Starting point is 00:52:28 And so as we close, I want to invite some of you. You are a responding church. Some of you need to just come up here and you need to pray for your kids. If you're a single parent, come up here and let somebody pray over you. Maybe you come up as a couple and you pray for your kids. For some of you, you've been living in shame. You're hearing this stuff and go, I'm not doing any of it. Okay, great.
Starting point is 00:52:46 Start over. Have a prayer of confession. I don't want to be a yeller anymore. Because if anyone is in Christ, he or she is a new creation. The old has passed away. Behold, the new has come. Quit living in the past. and look forward to what God has for you in the future.
Starting point is 00:53:02 Make sense? Who wants to be an intentional parent, grandparent, coach? Yeah, me too, me too. Jesus, may we be different because we were here today. Thank you for your love for us. That your love for us is not based on what kind of parent we are. That your love for us is not based on what we look like or whether we yell or not, or how much money is in our savings account, that you love us
Starting point is 00:53:33 because you have adopted us into your family, that you call us children. You are a loving and gracious father.

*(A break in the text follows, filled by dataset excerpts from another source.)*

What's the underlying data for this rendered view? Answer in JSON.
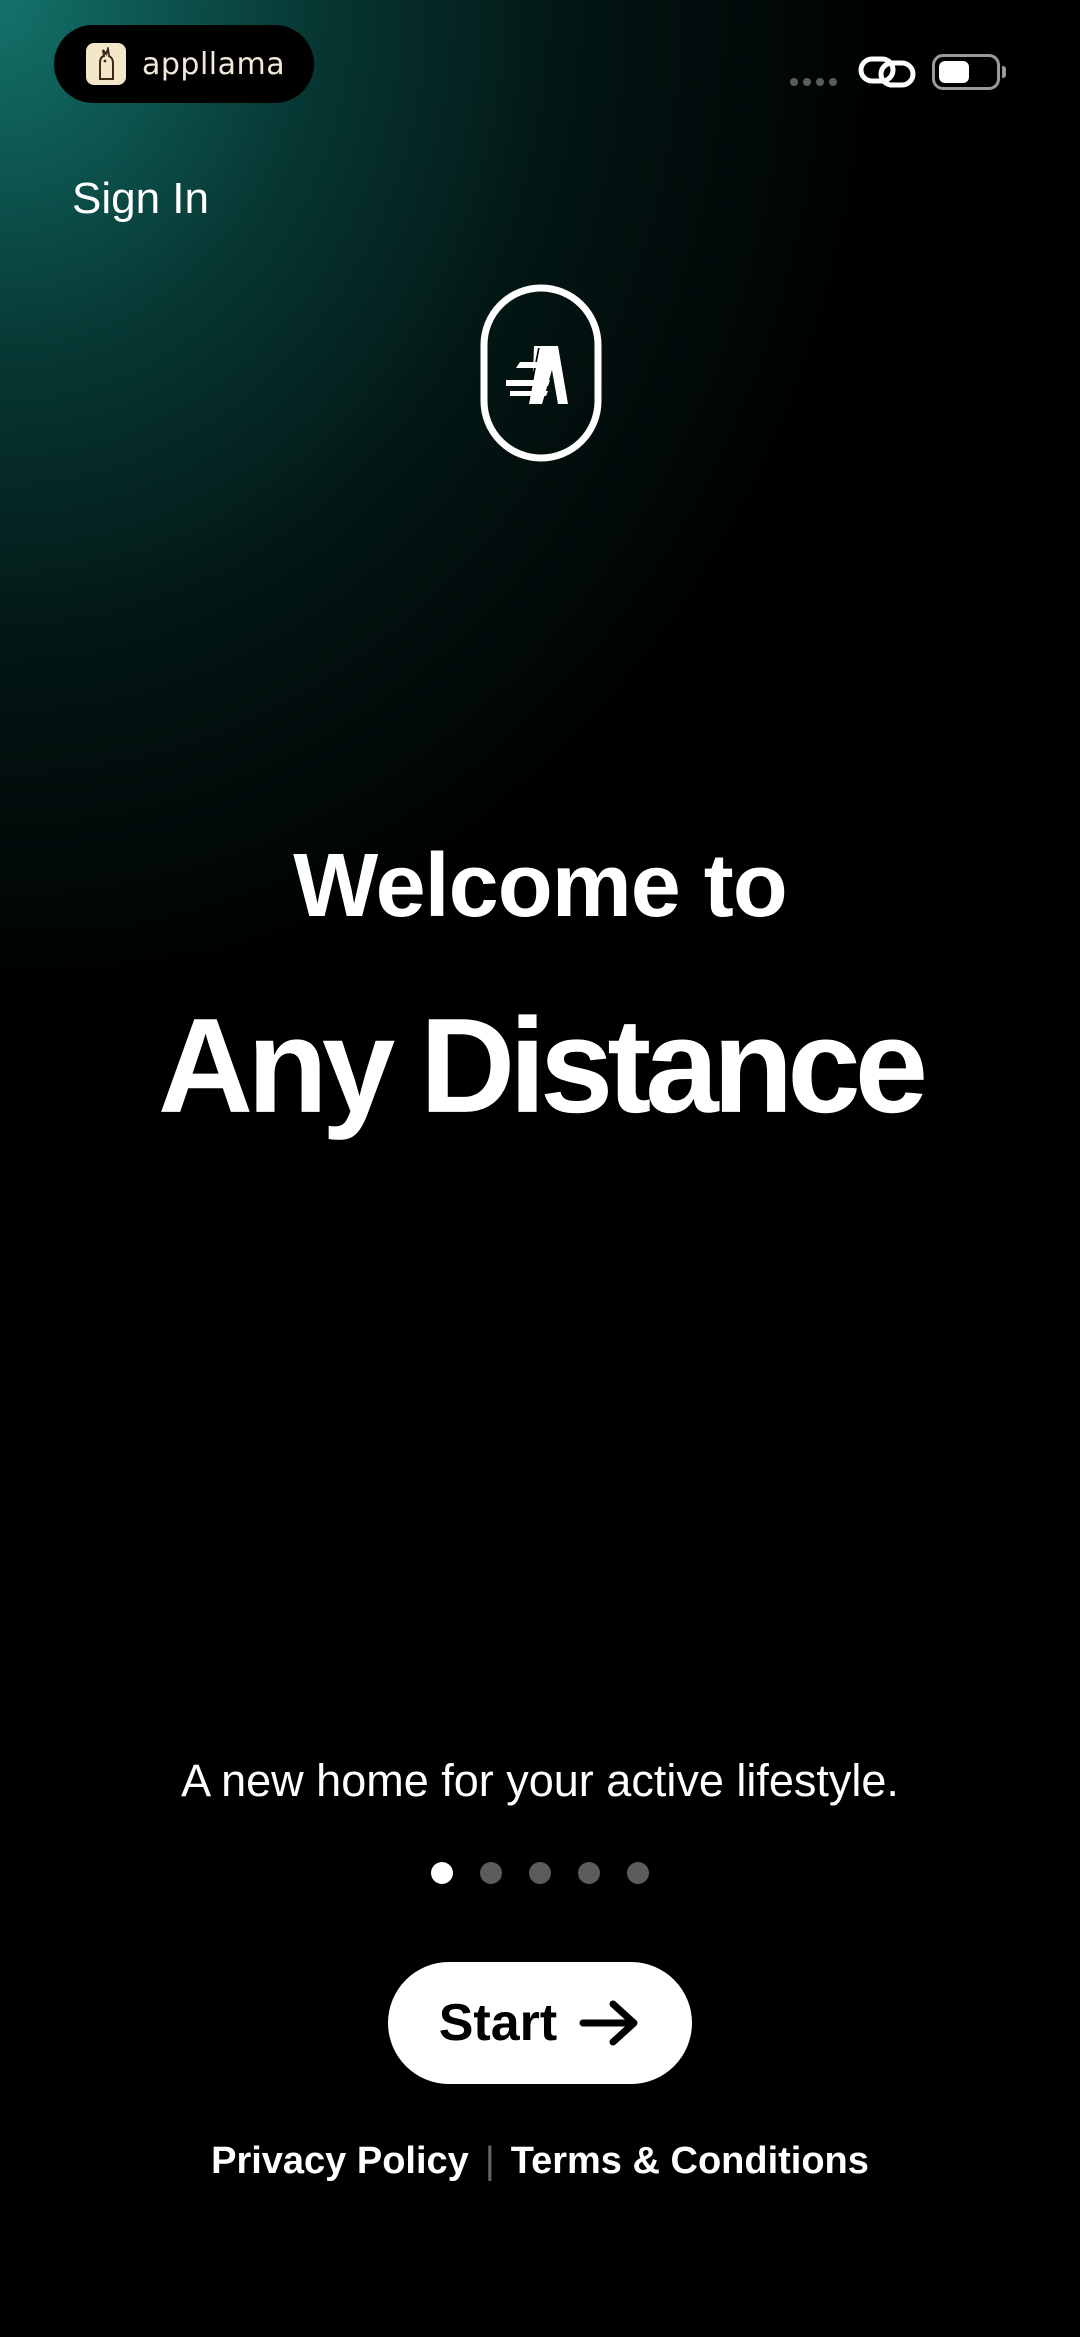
{
  "status_bar": {
    "brand_name": "appllama",
    "brand_icon": "llama-icon",
    "link_icon": "link-icon",
    "battery_level": 0.55
  },
  "header": {
    "sign_in_label": "Sign In"
  },
  "logo": {
    "icon": "any-distance-logo"
  },
  "hero": {
    "welcome": "Welcome to",
    "app_name": "Any Distance"
  },
  "onboarding": {
    "tagline": "A new home for your active lifestyle.",
    "page_count": 5,
    "current_page": 1
  },
  "actions": {
    "start_label": "Start",
    "start_icon": "arrow-right-icon"
  },
  "footer": {
    "privacy_label": "Privacy Policy",
    "separator": "|",
    "terms_label": "Terms & Conditions"
  },
  "colors": {
    "background": "#000000",
    "gradient_accent": "#147870",
    "text": "#ffffff",
    "inactive_dot": "#5c5c5c"
  }
}
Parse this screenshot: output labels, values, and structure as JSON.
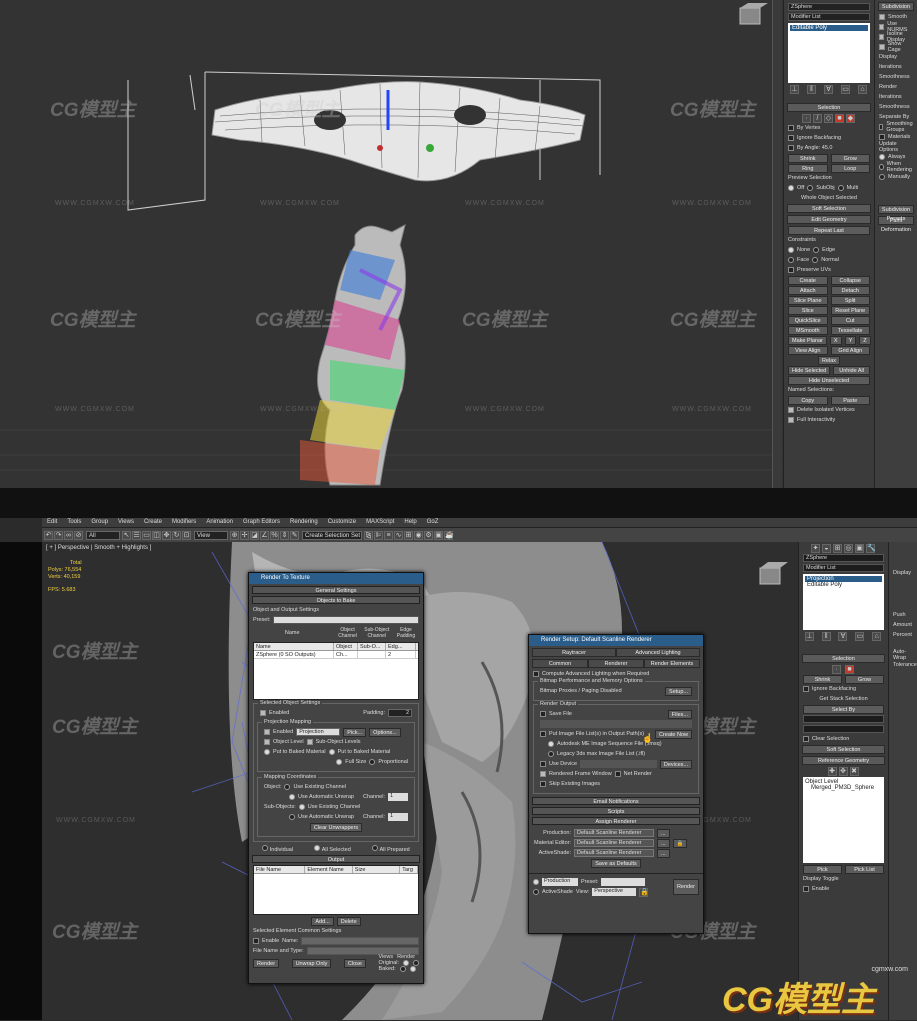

So now, Jesus, I pray for every parent, single parent, grandparent, that you would give us a vision of what it looks like to love the children that you have entrusted to our care. we feel like we're doing it wrong as parents. And I pray that you would open our eyes to what we can do right, that we would do the possible while having faith that you would do the impossible.
Starting point is 00:54:08 So for every parent who's struggling, Jesus, I pray that you might refresh them, that you might restore them, that you might give them new ideas to love their children like you love us. And we pray this in Jesus' name. And God's people said, Amen.